Como visto, a principal razão apresentada por médicos para rejeitar a possibilidade de colocação do DIU por enfermeiros se trata da capacidade de resolução de complicações. Entretanto, cabe ressaltar que diversos profissionais também apontam receios com relação ao próprio médico generalista tratar as complicações, chamando atenção, ainda, para a necessidade de a prefeitura ter que dar assistência nesses casos e/ou propor um fluxo de encaminhamento de complicações.

Eu acho complicado uma vez que o DIU ele pode dar complicações/resoluções cirúrgicas.. então assim, para os clínicos isso é um pouco mais complicado, né.. a prefeitura vai ter que dar uma assistência para o caso de alguma complicação.. (M3)

Eu acho que é um negócio muito sensível, isso visto de colegas meus médicos.. porque mesmo médico, qualquer complicação que o médico tiver, fora do ambiente hospitalar.. ele tá numa complicação danada assim.. e apesar de existir o fluxo de descentralização, não existe o fluxo de encaminhamento de complicações.. (E2)

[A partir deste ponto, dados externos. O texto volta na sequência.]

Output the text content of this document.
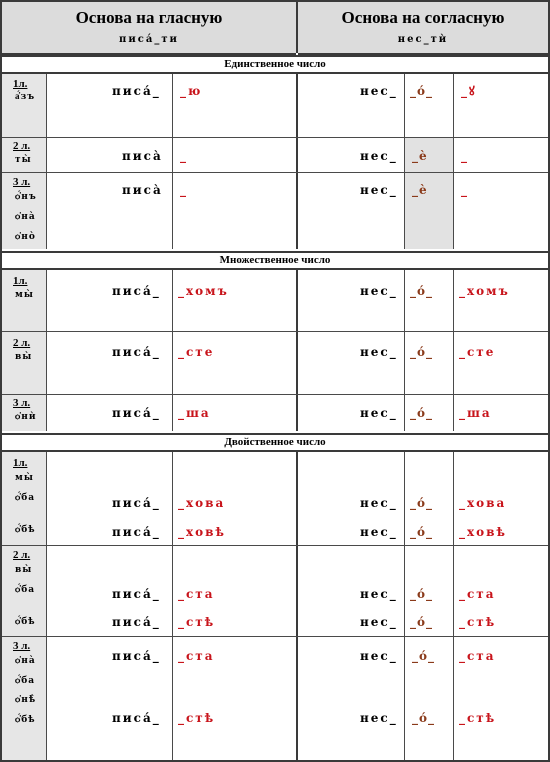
Основа на гласную
писа́_ти
Основа на согласную
нес_тѝ
Единственное число
1л.
а҆́зъ	писа́_ _ю	нес_ _о́_ _ꙋ
2 л.
ты̀	писа̀ _	нес_ _ѐ	_
3 л.
ѻ҆́нъ
ѻ҆нà
ѻ҆нò
писа̀ _	нес_ _ѐ	_
Множественное число
1л.
мы̀	писа́_ _хомъ	нес_ _о́_ _хомъ
2 л.
вы̀	писа́_ _сте	нес_ _о́_ _сте
3 л.
ѻ҆нѝ	писа́_ _ша	нес_ _о́_ _ша
Двойственное число
1л.
мы̀
ѻ҆́ба
ѻ҆́бѣ
писа́_ _хова	нес_ _о́_ _хова
писа́_ _ховѣ	нес_ _о́_ _ховѣ
2 л.
вы̀
ѻ҆́ба
ѻ҆́бѣ
писа́_ _ста	нес_ _о́_ _ста
писа́_ _стѣ	нес_ _о́_ _стѣ
3 л.
ѻ҆на̀
ѻ҆́ба
ѻ҆нѣ̀
ѻ҆́бѣ
писа́_ _ста	нес_ _о́_ _ста
писа́_ _стѣ	нес_ _о́_ _стѣ
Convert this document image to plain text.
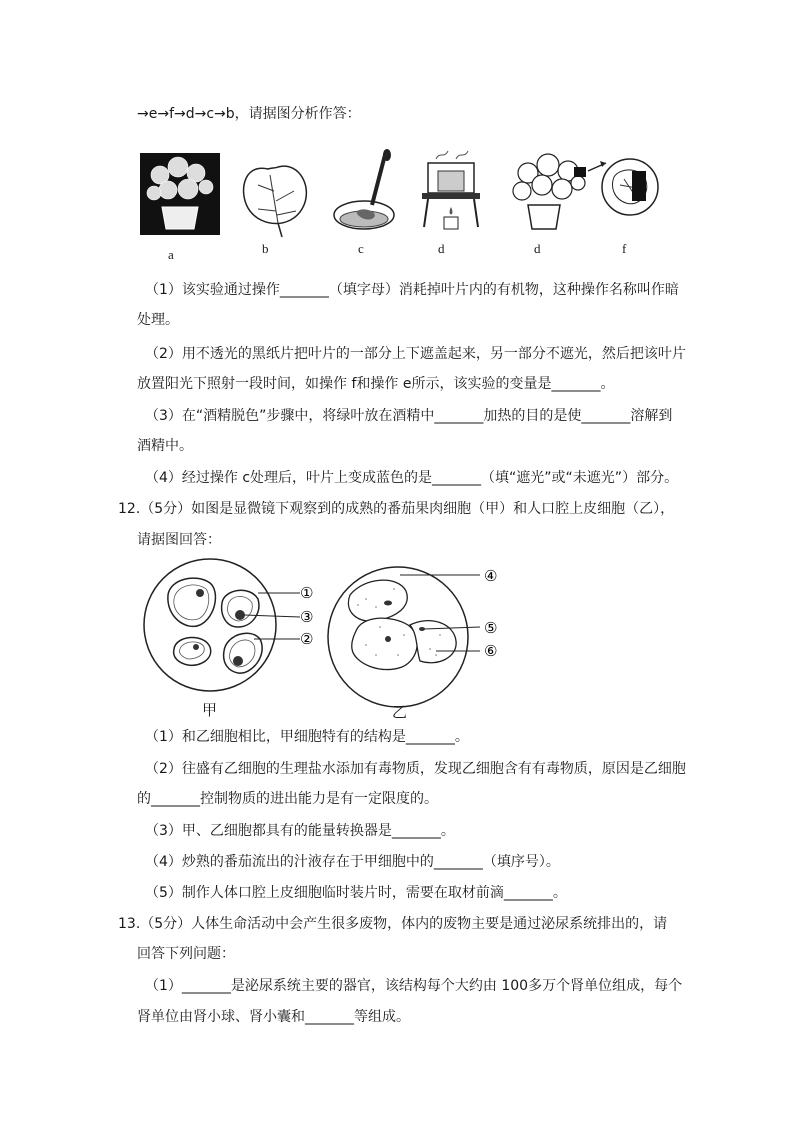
→e→f→d→c→b，请据图分析作答：
a	b	c	d	d	f
（1）该实验通过操作_______（填字母）消耗掉叶片内的有机物，这种操作名称叫作暗
处理。
（2）用不透光的黑纸片把叶片的一部分上下遮盖起来，另一部分不遮光，然后把该叶片
放置阳光下照射一段时间，如操作 f和操作 e所示，该实验的变量是_______。
（3）在“酒精脱色”步骤中，将绿叶放在酒精中_______加热的目的是使_______溶解到
酒精中。
（4）经过操作 c处理后，叶片上变成蓝色的是_______（填“遮光”或“未遮光”）部分。
12.（5分）如图是显微镜下观察到的成熟的番茄果肉细胞（甲）和人口腔上皮细胞（乙），
请据图回答：
①
③
②
④
⑤
⑥
甲	乙
（1）和乙细胞相比，甲细胞特有的结构是_______。
（2）往盛有乙细胞的生理盐水添加有毒物质，发现乙细胞含有有毒物质，原因是乙细胞
的_______控制物质的进出能力是有一定限度的。
（3）甲、乙细胞都具有的能量转换器是_______。
（4）炒熟的番茄流出的汁液存在于甲细胞中的_______（填序号）。
（5）制作人体口腔上皮细胞临时装片时，需要在取材前滴_______。
13.（5分）人体生命活动中会产生很多废物，体内的废物主要是通过泌尿系统排出的，请
回答下列问题：
（1）_______是泌尿系统主要的器官，该结构每个大约由 100多万个肾单位组成，每个
肾单位由肾小球、肾小囊和_______等组成。
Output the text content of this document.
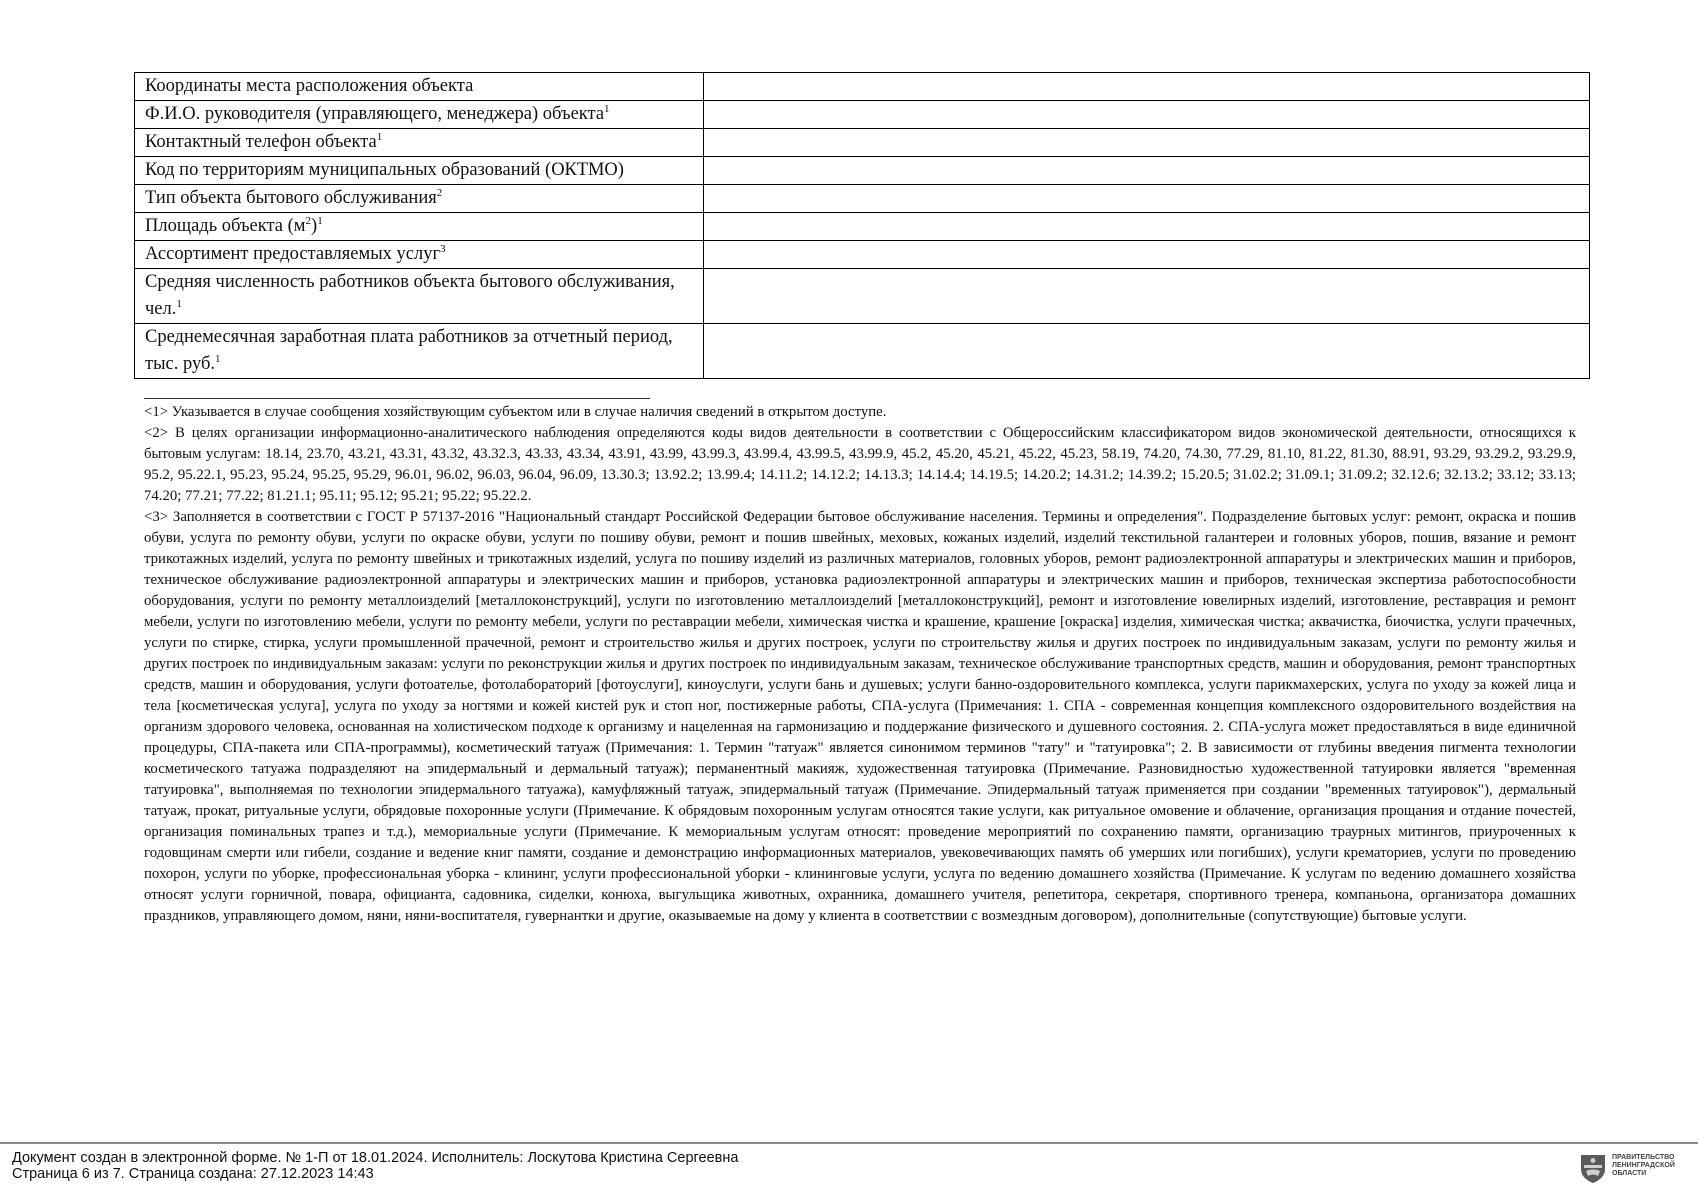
Координаты места расположения объекта	
Ф.И.О. руководителя (управляющего, менеджера) объекта$^1$	
Контактный телефон объекта$^1$	
Код по территориям муниципальных образований (ОКТМО)	
Тип объекта бытового обслуживания$^2$	
Площадь объекта $(м^2)^1$	
Ассортимент предоставляемых услуг$^3$	
Средняя численность работников объекта бытового обслуживания, чел.$^1$	
Среднемесячная заработная плата работников за отчетный период, тыс. руб.$^1$	

<1> Указывается в случае сообщения хозяйствующим субъектом или в случае наличия сведений в открытом доступе.

<2> В целях организации информационно-аналитического наблюдения определяются коды видов деятельности в соответствии с Общероссийским классификатором видов экономической деятельности, относящихся к бытовым услугам: 18.14, 23.70, 43.21, 43.31, 43.32, 43.32.3, 43.33, 43.34, 43.91, 43.99, 43.99.3, 43.99.4, 43.99.5, 43.99.9, 45.2, 45.20, 45.21, 45.22, 45.23, 58.19, 74.20, 74.30, 77.29, 81.10, 81.22, 81.30, 88.91, 93.29, 93.29.2, 93.29.9, 95.2, 95.22.1, 95.23, 95.24, 95.25, 95.29, 96.01, 96.02, 96.03, 96.04, 96.09, 13.30.3; 13.92.2; 13.99.4; 14.11.2; 14.12.2; 14.13.3; 14.14.4; 14.19.5; 14.20.2; 14.31.2; 14.39.2; 15.20.5; 31.02.2; 31.09.1; 31.09.2; 32.12.6; 32.13.2; 33.12; 33.13; 74.20; 77.21; 77.22; 81.21.1; 95.11; 95.12; 95.21; 95.22; 95.22.2.

<3> Заполняется в соответствии с ГОСТ Р 57137-2016 "Национальный стандарт Российской Федерации бытовое обслуживание населения. Термины и определения". Подразделение бытовых услуг: ремонт, окраска и пошив обуви, услуга по ремонту обуви, услуги по окраске обуви, услуги по пошиву обуви, ремонт и пошив швейных, меховых, кожаных изделий, изделий текстильной галантереи и головных уборов, пошив, вязание и ремонт трикотажных изделий, услуга по ремонту швейных и трикотажных изделий, услуга по пошиву изделий из различных материалов, головных уборов, ремонт радиоэлектронной аппаратуры и электрических машин и приборов, техническое обслуживание радиоэлектронной аппаратуры и электрических машин и приборов, установка радиоэлектронной аппаратуры и электрических машин и приборов, техническая экспертиза работоспособности оборудования, услуги по ремонту металлоизделий [металлоконструкций], услуги по изготовлению металлоизделий [металлоконструкций], ремонт и изготовление ювелирных изделий, изготовление, реставрация и ремонт мебели, услуги по изготовлению мебели, услуги по ремонту мебели, услуги по реставрации мебели, химическая чистка и крашение, крашение [окраска] изделия, химическая чистка; аквачистка, биочистка, услуги прачечных, услуги по стирке, стирка, услуги промышленной прачечной, ремонт и строительство жилья и других построек, услуги по строительству жилья и других построек по индивидуальным заказам, услуги по ремонту жилья и других построек по индивидуальным заказам: услуги по реконструкции жилья и других построек по индивидуальным заказам, техническое обслуживание транспортных средств, машин и оборудования, ремонт транспортных средств, машин и оборудования, услуги фотоателье, фотолабораторий [фотоуслуги], киноуслуги, услуги бань и душевых; услуги банно-оздоровительного комплекса, услуги парикмахерских, услуга по уходу за кожей лица и тела [косметическая услуга], услуга по уходу за ногтями и кожей кистей рук и стоп ног, постижерные работы, СПА-услуга (Примечания: 1. СПА - современная концепция комплексного оздоровительного воздействия на организм здорового человека, основанная на холистическом подходе к организму и нацеленная на гармонизацию и поддержание физического и душевного состояния. 2. СПА-услуга может предоставляться в виде единичной процедуры, СПА-пакета или СПА-программы), косметический татуаж (Примечания: 1. Термин "татуаж" является синонимом терминов "тату" и "татуировка"; 2. В зависимости от глубины введения пигмента технологии косметического татуажа подразделяют на эпидермальный и дермальный татуаж); перманентный макияж, художественная татуировка (Примечание. Разновидностью художественной татуировки является "временная татуировка", выполняемая по технологии эпидермального татуажа), камуфляжный татуаж, эпидермальный татуаж (Примечание. Эпидермальный татуаж применяется при создании "временных татуировок"), дермальный татуаж, прокат, ритуальные услуги, обрядовые похоронные услуги (Примечание. К обрядовым похоронным услугам относятся такие услуги, как ритуальное омовение и облачение, организация прощания и отдание почестей, организация поминальных трапез и т.д.), мемориальные услуги (Примечание. К мемориальным услугам относят: проведение мероприятий по сохранению памяти, организацию траурных митингов, приуроченных к годовщинам смерти или гибели, создание и ведение книг памяти, создание и демонстрацию информационных материалов, увековечивающих память об умерших или погибших), услуги крематориев, услуги по проведению похорон, услуги по уборке, профессиональная уборка - клининг, услуги профессиональной уборки - клининговые услуги, услуга по ведению домашнего хозяйства (Примечание. К услугам по ведению домашнего хозяйства относят услуги горничной, повара, официанта, садовника, сиделки, конюха, выгульщика животных, охранника, домашнего учителя, репетитора, секретаря, спортивного тренера, компаньона, организатора домашних праздников, управляющего домом, няни, няни-воспитателя, гувернантки и другие, оказываемые на дому у клиента в соответствии с возмездным договором), дополнительные (сопутствующие) бытовые услуги.

Документ создан в электронной форме. № 1-П от 18.01.2024. Исполнитель: Лоскутова Кристина Сергеевна
Страница 6 из 7. Страница создана: 27.12.2023 14:43
ПРАВИТЕЛЬСТВО ЛЕНИНГРАДСКОЙ ОБЛАСТИ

Visto isso, pode-se pensar que a existência de um treinamento por um curto espaço de tempo e a ausência de fluxo no caso de complicações podem ser fatores que levam os médicos generalistas a não se interessarem pela realização do treinamento e a oferta na própria unidade, configurando como desafio para a proposta de maior descentralização na oferta.